Re: Pola i Mela - wst. rez., Lenka - DS [W-wa]

: 29 sie 2016, 19:22
autor: gren
Bardzo mi przykro.
Dla ślicznej Poli na drogę :candle:

Re: Pola i Mela - wst. rez., Lenka - DS [W-wa]

: 29 sie 2016, 21:53
autor: Beatrycze
Bardzo przykre, ale zrobili Państwo wszystko co możliwe,żeby ją ratować. Dla Polusi na drogę :candle:

Re: Pola i Mela - wst. rez., Lenka - DS [W-wa]

: 31 sie 2016, 14:29
autor: Pola&Mela
Zrobiliśmy co się dało, ale i tak smutno...

Teraz o Meli musimy pomyśleć żeby sama nie siedziała bo nie przyzwyczajona do tego... Póki co ma zwiększone "dawki głaskania", ale pewnie zamiast tego wolałaby inną :świnka1: w klatce.

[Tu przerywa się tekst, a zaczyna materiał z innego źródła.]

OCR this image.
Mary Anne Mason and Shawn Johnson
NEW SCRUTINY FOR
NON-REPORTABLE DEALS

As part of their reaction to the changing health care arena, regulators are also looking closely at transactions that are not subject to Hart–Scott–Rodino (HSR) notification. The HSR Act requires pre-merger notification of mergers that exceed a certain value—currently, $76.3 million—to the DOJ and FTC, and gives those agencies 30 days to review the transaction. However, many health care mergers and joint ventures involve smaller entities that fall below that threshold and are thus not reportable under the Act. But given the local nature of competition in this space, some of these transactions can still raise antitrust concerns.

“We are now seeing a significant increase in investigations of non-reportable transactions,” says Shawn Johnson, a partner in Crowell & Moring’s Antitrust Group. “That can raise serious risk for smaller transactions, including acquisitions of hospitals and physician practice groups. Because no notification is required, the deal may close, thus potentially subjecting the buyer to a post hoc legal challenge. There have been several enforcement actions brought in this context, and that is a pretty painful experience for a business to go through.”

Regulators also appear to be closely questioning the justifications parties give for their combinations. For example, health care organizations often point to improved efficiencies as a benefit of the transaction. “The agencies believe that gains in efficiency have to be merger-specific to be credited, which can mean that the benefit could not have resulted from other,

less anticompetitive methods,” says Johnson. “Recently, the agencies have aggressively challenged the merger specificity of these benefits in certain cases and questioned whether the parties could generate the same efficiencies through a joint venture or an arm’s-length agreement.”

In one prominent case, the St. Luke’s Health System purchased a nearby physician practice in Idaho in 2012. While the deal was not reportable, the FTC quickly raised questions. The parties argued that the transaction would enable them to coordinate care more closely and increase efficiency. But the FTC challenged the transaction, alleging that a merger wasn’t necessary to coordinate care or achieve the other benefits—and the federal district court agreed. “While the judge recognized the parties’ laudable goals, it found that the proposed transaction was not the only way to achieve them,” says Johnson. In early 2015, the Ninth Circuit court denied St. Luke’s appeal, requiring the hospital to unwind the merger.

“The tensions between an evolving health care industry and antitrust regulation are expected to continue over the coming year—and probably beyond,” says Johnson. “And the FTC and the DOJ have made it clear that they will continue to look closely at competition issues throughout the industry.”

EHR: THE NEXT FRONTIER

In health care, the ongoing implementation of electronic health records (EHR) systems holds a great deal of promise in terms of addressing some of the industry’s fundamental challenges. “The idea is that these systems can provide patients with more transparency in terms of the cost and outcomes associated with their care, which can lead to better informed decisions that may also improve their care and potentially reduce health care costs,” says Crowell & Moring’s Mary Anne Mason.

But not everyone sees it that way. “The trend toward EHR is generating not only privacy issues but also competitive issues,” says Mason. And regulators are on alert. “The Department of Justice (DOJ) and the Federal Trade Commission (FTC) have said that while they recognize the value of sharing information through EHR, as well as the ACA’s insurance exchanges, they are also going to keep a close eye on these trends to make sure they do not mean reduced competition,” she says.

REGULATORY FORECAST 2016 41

Tak jak w przypadku Poli i Meli chcielibyśmy żeby była to "miłość od pierwszego wejrzenia", spodobała nam się Gypsy, ale jestjuż zarezerwowana, więc będziemy zaglądać do działu z adopcjami ( chyba, że z jakiś względów adopcja z Twisterem nie doszłaby do skutku to chętnie przygarnelibyśmy taka koleżankę dla Meli).

Re: Pola i Mela - wst. rez., Lenka - DS [W-wa]

: 31 sie 2016, 22:54
autor: Cynthia
Pola&Mela pisze:Zrobiliśmy co się dało, ale i tak smutno...

Teraz o Meli musimy pomyśleć żeby sama nie siedziała bo nie przyzwyczajona do tego... Póki co ma zwiększone "dawki głaskania", ale pewnie zamiast tego wolałaby inną :świnka1: w klatce.

Tak jak w przypadku Poli i Meli chcielibyśmy żeby była to "miłość od pierwszego wejrzenia", spodobała nam się Gypsy, ale jestjuż zarezerwowana, więc będziemy zaglądać do działu z adopcjami ( chyba, że z jakiś względów adopcja z Twisterem nie doszłaby do skutku to chętnie przygarnelibyśmy taka koleżankę dla Meli).